If you want to win in Washington, you want to be part of the great circle forming economic government policy -- like the Heritage Foundation. The Republicans like "predictability"? They've found it! They've found they can buy predictability!


Or his recent use of James Pethokoukis, a man whose credibility has been shot out of the water time, and time again. But since he is revered in Droopy's little echo chamber, that's all he needs. Very much the same way John Gee is revered among a small group of blind apologists who have shielded their minds from all outside opinion because they deem it "anti-Mormon." Droopy does the same thing with political opinions by demonizing everything else as "Leftist" without bother to explain or make an argument how that in any way makes these opinions wrong.
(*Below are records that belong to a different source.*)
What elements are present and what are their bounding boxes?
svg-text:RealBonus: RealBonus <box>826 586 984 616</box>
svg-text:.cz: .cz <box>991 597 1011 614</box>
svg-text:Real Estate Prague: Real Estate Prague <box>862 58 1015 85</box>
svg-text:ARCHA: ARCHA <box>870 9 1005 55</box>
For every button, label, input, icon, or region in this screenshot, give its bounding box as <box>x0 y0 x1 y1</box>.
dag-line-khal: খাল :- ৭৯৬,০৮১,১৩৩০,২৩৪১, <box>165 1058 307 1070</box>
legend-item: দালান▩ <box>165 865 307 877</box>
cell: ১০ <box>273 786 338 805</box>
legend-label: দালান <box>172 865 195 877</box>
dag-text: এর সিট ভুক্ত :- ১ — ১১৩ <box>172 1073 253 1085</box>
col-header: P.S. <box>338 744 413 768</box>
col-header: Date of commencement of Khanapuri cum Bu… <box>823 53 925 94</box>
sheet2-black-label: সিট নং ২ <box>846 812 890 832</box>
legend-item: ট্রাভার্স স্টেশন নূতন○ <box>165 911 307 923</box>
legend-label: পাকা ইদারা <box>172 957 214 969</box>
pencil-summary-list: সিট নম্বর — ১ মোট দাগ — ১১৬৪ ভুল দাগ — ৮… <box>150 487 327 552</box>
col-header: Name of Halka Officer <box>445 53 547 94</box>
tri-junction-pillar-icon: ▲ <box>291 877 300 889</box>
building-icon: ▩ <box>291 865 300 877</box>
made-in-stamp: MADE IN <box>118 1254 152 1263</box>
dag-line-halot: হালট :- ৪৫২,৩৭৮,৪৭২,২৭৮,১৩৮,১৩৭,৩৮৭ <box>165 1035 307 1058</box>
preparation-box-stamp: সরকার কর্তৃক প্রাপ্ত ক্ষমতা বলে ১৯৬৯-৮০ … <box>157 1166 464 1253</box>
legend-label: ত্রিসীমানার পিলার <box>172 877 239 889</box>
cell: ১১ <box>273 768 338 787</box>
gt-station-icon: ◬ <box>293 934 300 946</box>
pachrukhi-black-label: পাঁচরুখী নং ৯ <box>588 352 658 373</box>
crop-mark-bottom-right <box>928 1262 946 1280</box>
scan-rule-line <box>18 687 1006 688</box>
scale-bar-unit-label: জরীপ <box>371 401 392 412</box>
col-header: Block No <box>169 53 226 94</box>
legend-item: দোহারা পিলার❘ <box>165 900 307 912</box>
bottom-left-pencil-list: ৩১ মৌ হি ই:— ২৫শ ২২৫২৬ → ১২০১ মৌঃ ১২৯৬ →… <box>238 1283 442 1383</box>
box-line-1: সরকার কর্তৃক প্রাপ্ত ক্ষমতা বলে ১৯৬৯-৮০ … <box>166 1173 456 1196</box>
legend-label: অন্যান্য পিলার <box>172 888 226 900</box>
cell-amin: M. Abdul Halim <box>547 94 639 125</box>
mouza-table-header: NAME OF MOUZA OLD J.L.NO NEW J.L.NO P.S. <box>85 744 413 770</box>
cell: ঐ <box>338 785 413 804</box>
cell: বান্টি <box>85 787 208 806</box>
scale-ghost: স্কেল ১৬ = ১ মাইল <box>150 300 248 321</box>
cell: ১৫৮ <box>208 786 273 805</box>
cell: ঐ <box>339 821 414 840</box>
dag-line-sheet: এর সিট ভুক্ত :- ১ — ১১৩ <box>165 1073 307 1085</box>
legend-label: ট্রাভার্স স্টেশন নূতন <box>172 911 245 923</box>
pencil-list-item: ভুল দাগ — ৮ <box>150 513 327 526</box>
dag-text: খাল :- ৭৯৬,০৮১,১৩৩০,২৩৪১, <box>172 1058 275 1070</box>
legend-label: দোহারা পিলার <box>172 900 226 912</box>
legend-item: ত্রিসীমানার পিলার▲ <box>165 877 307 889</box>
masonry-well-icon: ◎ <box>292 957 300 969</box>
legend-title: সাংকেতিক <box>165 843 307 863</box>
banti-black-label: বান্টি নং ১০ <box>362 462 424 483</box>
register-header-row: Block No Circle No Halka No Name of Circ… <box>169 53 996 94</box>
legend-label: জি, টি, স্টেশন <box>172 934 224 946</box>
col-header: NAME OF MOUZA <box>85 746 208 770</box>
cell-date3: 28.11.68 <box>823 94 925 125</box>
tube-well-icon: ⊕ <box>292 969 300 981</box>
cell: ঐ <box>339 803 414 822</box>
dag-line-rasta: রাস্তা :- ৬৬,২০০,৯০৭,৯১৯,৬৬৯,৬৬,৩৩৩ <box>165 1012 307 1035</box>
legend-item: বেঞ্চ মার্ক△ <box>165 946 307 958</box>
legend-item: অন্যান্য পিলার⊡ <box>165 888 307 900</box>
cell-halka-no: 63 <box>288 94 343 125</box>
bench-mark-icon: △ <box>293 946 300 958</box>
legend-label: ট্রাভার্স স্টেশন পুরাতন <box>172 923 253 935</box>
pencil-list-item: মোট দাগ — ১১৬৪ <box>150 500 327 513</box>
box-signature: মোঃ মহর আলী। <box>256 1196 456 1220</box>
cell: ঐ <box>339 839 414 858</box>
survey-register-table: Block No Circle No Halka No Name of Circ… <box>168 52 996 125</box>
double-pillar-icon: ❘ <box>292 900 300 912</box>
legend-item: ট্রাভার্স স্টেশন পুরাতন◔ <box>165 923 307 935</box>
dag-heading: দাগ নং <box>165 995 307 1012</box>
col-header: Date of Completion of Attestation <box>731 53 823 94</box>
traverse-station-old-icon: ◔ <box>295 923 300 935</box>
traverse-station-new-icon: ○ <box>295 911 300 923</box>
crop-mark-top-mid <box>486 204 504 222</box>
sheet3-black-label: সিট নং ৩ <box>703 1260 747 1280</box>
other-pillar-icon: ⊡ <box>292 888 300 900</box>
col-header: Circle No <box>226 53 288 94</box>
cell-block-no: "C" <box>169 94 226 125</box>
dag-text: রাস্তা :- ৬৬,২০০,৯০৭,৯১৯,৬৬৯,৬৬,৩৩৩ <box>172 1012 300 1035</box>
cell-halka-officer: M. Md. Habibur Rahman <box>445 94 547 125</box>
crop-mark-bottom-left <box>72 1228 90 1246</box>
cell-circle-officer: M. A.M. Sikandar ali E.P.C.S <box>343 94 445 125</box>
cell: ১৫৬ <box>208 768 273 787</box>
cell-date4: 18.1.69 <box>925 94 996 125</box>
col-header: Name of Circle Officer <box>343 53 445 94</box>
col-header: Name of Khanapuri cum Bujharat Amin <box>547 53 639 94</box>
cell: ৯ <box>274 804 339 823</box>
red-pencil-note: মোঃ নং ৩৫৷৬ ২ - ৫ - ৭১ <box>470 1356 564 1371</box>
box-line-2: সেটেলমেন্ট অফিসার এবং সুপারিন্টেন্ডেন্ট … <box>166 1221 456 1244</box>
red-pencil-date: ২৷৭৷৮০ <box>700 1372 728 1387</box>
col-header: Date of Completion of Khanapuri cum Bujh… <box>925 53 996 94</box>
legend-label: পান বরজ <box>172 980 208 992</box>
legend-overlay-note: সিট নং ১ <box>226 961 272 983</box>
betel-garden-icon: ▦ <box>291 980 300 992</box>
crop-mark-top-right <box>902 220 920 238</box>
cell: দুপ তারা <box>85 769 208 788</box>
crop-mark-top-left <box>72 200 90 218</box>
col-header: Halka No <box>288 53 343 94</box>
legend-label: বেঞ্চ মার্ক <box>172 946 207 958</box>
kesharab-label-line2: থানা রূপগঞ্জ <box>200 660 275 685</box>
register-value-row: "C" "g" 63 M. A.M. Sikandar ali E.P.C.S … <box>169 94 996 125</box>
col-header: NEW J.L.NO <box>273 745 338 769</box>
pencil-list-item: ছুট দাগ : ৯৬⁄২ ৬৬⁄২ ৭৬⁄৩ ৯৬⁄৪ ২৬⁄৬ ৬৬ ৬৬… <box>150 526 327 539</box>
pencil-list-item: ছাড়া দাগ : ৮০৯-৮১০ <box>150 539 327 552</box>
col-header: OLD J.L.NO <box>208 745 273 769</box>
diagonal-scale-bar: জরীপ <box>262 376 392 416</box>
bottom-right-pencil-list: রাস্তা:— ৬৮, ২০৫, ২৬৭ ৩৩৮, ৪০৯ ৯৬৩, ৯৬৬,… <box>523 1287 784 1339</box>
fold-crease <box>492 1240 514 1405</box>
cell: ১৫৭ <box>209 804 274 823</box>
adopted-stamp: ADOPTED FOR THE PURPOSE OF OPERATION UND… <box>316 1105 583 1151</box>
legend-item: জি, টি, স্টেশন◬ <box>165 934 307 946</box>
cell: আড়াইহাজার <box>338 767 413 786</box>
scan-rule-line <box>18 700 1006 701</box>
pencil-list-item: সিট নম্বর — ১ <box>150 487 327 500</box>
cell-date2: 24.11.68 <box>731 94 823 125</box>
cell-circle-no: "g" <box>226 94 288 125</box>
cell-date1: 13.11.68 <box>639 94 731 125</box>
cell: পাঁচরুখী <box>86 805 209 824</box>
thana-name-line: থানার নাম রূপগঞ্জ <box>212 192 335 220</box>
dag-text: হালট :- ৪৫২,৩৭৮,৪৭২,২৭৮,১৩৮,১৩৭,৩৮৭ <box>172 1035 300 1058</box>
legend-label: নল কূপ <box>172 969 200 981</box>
And like apologists, Droopy's blind faith in his quasi-Austrian economic ideology is grounded in repeated exercises in dishonesty. Just look at the way he supposedly cites me in his signature when he knows perfectly that statement didn't originate with me. He never addressed the evidence presented in those threads, just like he is ignoring everything Krugman said in this opening post. The evidence around the world strongly supports the position that the austerity fanatics on the Right have been getting it wrong. Droopy can't deal with that, so he just ignores the data and continues on with his long-winded rants that do nothing but attack the messengers.

In any event, it would be nice if he had the intellectual fortitude to actually deal with these refutations instead of just pretending he is so far advanced that he can't be bothered. If this were true, then why is he here at all? This thread was made for the purpose of refuting a popular Droopy assertion about the correlation between austerity and economic activity. It also refutes the repeated nonsense that tries to equate all recessions as if they were never to be measured in degree. Comparing the Carter recession with the Bush recession is nothing short of dishonest, but then Droopy never had a problem using dishonesty to drive his agendas.